I Hate My Salary!

It was a chilly December night. My friend and I were standing near a tea stall outside the railway station – the only place in a small town where you could get tea at 1 a.m. The place was bustling with activity despite it being so late in the night, and two friends who’d met after 2 years had a lot of catching up to do. 

As is customary, the initial minutes of the conversation were dedicated to how well we were both doing in our respective jobs. We couldn’t stop boasting about our milestones and achievements, and each of us was trying to one-up the other in that act of friendly camaraderie that all of us are so familiar with. 

But winter nights and chai make for a killer combination, often drawing out the thoughts we tend to hide deep inside our hearts. The positivity we were fooling each other with couldn’t be sustained for too long, and before we knew it, the façade started peeling away and reality pushed through, determined to be acknowledged. 

I do not know what happened exactly, but V.G (my friend) started getting worked up. He kept saying how he’d never imagined he’d be doing such a job for a living. He’d wanted to be a pilot all his life, and here he was working in a computer education firm as a trainer.
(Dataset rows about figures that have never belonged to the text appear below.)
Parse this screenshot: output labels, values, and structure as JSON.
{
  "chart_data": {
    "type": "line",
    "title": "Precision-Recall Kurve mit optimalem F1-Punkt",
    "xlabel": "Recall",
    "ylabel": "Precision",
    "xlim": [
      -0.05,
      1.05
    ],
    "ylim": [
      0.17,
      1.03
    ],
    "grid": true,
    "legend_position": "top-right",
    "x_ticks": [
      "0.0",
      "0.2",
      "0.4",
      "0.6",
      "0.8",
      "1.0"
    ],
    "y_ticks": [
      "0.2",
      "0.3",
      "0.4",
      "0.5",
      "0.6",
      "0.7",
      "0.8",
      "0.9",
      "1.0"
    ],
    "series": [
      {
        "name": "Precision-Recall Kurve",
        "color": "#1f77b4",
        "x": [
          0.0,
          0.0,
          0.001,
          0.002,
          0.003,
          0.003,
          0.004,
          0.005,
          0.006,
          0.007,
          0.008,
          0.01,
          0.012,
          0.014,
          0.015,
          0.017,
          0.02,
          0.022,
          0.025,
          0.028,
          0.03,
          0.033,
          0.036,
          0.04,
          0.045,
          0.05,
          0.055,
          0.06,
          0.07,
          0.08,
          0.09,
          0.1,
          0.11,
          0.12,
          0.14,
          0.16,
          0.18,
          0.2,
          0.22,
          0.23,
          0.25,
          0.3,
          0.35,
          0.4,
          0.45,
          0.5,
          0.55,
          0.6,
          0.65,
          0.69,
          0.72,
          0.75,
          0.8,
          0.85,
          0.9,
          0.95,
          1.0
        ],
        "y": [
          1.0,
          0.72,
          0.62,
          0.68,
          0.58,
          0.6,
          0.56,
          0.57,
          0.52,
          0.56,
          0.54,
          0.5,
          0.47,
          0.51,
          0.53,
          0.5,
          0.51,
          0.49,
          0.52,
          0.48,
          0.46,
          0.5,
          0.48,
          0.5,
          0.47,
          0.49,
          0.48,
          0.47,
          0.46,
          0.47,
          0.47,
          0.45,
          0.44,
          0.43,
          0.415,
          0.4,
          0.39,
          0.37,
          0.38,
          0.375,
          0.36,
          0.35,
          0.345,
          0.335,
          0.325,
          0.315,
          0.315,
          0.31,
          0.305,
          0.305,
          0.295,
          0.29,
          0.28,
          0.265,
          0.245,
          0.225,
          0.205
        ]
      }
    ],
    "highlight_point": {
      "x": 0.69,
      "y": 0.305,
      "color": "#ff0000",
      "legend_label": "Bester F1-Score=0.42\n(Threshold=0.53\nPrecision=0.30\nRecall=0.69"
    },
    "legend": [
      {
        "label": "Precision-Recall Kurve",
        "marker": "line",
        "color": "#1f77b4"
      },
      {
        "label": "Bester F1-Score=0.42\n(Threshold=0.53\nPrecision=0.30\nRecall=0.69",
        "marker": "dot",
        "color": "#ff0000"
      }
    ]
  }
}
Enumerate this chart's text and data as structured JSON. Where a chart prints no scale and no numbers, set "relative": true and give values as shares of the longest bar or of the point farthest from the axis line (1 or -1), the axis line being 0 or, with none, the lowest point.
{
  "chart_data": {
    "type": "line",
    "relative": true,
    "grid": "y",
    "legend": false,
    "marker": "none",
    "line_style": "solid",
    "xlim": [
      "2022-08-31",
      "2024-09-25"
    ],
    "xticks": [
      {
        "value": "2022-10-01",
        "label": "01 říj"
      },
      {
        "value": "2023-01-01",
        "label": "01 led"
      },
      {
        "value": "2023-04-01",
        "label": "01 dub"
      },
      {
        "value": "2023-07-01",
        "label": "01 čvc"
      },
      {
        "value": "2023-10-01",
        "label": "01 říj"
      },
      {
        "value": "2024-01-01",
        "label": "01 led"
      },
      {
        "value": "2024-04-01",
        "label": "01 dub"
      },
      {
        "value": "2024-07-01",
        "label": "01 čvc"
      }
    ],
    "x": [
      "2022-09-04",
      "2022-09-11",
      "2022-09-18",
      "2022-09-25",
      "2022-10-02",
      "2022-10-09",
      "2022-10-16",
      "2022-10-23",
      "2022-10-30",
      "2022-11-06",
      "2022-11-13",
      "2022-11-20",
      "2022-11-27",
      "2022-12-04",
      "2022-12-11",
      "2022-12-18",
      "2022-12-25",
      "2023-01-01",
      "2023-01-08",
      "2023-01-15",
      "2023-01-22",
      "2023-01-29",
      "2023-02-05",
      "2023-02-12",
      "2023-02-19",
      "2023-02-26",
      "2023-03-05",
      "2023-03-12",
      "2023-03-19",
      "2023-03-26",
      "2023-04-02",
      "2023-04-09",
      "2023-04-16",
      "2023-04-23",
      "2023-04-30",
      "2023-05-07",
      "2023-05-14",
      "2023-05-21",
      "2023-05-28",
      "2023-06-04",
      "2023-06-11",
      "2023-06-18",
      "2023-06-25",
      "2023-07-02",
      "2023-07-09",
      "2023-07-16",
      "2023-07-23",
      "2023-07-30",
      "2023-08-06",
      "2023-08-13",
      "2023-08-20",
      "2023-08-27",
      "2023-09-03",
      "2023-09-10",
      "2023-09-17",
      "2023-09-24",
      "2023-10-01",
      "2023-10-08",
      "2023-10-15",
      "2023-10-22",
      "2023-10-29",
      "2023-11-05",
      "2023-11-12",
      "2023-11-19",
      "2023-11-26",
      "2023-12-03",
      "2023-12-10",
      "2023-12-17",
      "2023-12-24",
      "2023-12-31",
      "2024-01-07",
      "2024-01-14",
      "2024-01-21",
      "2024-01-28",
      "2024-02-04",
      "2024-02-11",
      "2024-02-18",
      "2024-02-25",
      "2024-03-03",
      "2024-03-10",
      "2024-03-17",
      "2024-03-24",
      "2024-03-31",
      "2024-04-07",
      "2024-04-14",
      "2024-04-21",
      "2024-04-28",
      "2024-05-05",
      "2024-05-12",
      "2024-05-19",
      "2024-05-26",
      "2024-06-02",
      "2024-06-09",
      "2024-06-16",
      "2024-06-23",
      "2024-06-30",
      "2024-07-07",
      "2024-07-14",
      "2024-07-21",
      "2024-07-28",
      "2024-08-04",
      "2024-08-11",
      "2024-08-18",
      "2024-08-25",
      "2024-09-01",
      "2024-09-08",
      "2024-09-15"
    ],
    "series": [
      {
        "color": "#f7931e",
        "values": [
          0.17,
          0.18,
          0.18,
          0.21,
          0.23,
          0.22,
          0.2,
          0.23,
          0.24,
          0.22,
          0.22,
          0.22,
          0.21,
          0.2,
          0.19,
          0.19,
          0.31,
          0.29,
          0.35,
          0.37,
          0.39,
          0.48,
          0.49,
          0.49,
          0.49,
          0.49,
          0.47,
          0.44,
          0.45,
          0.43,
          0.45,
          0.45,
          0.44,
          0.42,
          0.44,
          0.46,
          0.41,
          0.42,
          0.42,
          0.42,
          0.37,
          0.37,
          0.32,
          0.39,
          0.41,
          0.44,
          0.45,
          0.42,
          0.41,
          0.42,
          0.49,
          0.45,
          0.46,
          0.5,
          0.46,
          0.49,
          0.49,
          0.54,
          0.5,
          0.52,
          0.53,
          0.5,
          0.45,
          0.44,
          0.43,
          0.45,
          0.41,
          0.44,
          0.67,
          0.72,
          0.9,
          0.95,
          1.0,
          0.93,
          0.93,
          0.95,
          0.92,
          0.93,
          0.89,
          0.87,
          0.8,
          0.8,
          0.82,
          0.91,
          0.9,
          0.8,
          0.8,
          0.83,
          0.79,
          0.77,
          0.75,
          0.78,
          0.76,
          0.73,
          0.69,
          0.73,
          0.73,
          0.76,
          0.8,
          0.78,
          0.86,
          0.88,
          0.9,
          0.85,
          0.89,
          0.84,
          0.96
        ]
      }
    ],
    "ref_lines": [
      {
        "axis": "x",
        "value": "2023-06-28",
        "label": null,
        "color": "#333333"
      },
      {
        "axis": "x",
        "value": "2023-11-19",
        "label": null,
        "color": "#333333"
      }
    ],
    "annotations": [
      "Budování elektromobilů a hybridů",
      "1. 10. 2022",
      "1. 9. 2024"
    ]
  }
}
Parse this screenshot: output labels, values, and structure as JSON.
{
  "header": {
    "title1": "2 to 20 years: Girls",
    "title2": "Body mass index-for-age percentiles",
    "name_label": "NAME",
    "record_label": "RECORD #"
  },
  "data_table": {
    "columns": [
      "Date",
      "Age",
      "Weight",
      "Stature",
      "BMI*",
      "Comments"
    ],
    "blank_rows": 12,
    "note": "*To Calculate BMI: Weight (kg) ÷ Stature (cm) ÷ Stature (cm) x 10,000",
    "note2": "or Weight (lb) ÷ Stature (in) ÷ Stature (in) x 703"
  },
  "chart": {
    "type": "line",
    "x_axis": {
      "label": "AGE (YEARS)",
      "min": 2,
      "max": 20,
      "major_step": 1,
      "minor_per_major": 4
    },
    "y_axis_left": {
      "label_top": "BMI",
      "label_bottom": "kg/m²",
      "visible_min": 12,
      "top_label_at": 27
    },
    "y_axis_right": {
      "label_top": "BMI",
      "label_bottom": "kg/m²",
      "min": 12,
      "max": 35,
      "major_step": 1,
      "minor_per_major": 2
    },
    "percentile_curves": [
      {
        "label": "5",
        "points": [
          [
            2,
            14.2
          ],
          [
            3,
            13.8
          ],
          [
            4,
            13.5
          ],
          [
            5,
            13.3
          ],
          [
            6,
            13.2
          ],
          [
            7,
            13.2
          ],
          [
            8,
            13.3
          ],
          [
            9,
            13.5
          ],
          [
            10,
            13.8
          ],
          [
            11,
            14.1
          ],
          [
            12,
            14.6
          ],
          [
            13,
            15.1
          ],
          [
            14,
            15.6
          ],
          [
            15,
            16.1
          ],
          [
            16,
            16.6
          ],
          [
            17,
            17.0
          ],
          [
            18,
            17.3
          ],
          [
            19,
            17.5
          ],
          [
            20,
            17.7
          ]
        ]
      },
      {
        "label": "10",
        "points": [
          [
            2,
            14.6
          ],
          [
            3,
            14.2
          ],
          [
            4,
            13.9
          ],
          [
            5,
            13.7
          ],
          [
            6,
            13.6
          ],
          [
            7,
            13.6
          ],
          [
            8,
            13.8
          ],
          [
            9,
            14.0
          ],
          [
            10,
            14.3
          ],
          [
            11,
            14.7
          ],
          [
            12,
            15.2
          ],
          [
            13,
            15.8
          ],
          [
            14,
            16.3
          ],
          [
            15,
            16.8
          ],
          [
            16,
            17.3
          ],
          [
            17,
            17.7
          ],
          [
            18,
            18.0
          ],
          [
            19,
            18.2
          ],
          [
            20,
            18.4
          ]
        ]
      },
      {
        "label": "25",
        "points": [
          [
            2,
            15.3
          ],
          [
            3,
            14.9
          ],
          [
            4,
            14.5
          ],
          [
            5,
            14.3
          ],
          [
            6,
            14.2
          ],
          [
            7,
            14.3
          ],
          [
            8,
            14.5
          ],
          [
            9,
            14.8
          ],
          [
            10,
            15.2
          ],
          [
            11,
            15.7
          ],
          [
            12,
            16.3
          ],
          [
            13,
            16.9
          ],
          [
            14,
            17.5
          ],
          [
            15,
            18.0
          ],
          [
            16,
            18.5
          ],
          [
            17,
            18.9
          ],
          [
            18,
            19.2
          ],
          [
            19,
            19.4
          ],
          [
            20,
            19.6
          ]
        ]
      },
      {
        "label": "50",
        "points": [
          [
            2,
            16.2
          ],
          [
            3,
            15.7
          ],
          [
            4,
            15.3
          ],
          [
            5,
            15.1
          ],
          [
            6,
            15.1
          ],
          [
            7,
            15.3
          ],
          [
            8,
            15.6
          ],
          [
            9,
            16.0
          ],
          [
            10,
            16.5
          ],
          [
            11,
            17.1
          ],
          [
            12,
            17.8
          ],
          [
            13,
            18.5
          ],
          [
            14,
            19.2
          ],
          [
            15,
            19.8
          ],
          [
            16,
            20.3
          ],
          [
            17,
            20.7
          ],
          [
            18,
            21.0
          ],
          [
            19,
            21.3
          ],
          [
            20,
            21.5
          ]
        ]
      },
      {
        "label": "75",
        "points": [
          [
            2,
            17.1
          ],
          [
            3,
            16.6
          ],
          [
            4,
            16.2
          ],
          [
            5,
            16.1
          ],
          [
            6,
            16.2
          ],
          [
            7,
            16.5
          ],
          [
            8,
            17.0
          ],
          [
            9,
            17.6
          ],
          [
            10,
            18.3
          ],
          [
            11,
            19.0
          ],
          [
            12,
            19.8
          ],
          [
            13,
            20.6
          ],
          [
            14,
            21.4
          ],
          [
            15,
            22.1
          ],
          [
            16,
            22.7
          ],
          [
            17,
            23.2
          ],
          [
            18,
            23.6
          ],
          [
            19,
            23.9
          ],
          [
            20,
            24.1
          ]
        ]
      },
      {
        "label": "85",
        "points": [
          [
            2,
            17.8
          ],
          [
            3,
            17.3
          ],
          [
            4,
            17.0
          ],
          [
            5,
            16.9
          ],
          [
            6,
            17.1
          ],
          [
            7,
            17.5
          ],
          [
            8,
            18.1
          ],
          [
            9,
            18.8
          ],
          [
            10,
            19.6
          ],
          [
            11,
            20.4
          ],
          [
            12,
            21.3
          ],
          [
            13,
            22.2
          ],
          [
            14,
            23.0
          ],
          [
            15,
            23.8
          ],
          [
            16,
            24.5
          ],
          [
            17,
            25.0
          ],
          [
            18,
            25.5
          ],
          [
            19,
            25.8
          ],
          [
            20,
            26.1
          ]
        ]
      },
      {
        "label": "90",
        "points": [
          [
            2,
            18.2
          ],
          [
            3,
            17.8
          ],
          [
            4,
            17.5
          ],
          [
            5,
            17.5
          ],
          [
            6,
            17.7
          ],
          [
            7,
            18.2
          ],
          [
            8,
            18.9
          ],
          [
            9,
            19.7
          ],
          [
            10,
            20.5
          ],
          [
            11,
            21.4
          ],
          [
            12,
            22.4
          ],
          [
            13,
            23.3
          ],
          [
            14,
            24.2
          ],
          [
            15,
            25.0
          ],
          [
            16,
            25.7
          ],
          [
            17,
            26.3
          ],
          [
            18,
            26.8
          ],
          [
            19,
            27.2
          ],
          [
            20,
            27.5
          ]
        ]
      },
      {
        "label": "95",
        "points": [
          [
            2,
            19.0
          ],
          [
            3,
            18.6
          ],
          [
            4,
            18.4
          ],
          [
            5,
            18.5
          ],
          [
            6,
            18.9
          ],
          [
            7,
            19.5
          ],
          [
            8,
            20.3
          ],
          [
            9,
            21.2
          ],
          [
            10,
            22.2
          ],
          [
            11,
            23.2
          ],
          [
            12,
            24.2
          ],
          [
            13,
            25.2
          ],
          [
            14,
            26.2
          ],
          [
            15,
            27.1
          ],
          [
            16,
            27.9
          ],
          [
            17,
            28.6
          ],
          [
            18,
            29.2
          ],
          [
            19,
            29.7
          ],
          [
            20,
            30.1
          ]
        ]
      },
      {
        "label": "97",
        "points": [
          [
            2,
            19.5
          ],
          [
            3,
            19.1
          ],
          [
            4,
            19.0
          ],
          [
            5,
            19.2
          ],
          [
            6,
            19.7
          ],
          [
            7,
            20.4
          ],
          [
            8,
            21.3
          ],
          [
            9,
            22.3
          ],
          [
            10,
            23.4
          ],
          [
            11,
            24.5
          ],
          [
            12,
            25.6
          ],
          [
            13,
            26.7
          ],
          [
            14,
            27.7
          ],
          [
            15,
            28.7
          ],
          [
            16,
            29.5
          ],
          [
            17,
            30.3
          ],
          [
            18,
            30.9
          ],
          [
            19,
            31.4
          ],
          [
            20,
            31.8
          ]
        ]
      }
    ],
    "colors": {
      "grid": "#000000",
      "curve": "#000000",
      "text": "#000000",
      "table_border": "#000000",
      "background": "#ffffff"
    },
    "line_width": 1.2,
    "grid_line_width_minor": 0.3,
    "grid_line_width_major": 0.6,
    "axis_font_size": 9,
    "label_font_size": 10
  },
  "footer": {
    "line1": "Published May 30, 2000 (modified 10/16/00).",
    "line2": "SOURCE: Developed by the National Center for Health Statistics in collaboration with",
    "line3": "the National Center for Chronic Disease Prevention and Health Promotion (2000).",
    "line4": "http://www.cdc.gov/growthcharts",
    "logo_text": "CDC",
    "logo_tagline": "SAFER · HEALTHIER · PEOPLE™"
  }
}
After hearing him out for a while, one gripe flowing out after the other, I couldn’t help but ask him, “You’re in a good job, in a good company, making money that most people only dream of. And yet, after hearing you crib so much, why does it feel like you almost hate your salary

Yes, I do,” he said.

Even as I was taken aback by his response, he continued. “What is a salary? An amount of money that you get every month; an amount that taunts you because you think it’s less than what you deserve whereas your boss believes it’s way more than what you’re worth.” 

I was intrigued. I wanted to hear more. And so, I did.

“Your salary comes in only 12 times a year, but it controls you for the remaining 353 days. You’re caught in a vicious cycle that creates an illusion that you are working hard for your dream. You tell yourself that with each passing day you are moving closer towards your dream inch by inch, foot by foot, mile by mile. You beat the morning traffic, you avoid your friends, you miss your daughter’s birthday, you go from flight to flight and don’t tell anyone that it scares you to death when the plane dives and shakes. You say nothing and continue in pursuit of your salary, month after month after month. 

And after you’ve done this for years, you pause a little to see where you are and how far you’ve reached. And you stand on tiptoe, unsteady, unsure, to catch sight of your dreams. There, right there, something in distance looks like a dream … your dream. All this grind was worth it after all. Just a few more years and your dream will be well within reach. Triumph. Victory. Relief.

“I wish you could have seen that what you were chasing was a dream, but not yours, someone else’s. It was the dream of the company you work for. In fact, it’s not even a dream, It’s an endless obstacle course of targets and goals and incentives. Aren’t those the words they use in management schools and corporates? Goals, Performance, Increment, Incentive, Perks, Remuneration, Targets. Did they ever use the word ‘DREAM’? So what have you been chasing all this while? Nothing. Absolutely nothing.

My friend’s outburst shook me to the core. And though that moment passed, and we eventually resumed normal conversation, I revisited his words a hundred times over. could not help turning his words over in my head again and again. He’d planted that most dangerous thing of all in my head – and I couldn’t help playing with it over and over again. 

A few months later, I received a phone call from V.G. The first thing he said was, “I am leaving India. I am going to the US to follow my dreams.” 

I didn’t believe him in that moment. I’d heard this way too often, but how many people actually follow through? To my utter surprise, he was one of the few who actually did. He left India, put all his savings into training to be a pilot, and chartered a completely different course for his life. 

A few more years went by, and one fine day, I received an image on WhatsApp … of a cockpit of an aircraft that was hovering over an airport. The pilot had made a V with his fingers. V for Victory. V for V.G. He’d made it. He was living his dream. He was flying his dream! 

Now, the hero of this story is not my friend V.G. The hero of the story is the victory of a dream over a safe, well-cushioned life, the victory of courage over compromise. People feel that it isn’t possible for everyone to pursue their dreams because of issues like time, money, competence, responsibilities, or any of the hundred reasons life tends to throw at us. But that’s not the point.

The really, really important point is to trust your dream and never lose sight of it. Know in your heart that there will come a time when you will be living your dream. Maybe not today or tomorrow or the following year, but some day. And if you have to do a job at this time, so be it. Use this time to prepare yourself to take you closer to your dreams. Do the groundwork, do the research, make a plan, and eventually get out. But in the meanwhile, do not hate your salary, even if you hate everything you’re doing while you are getting one.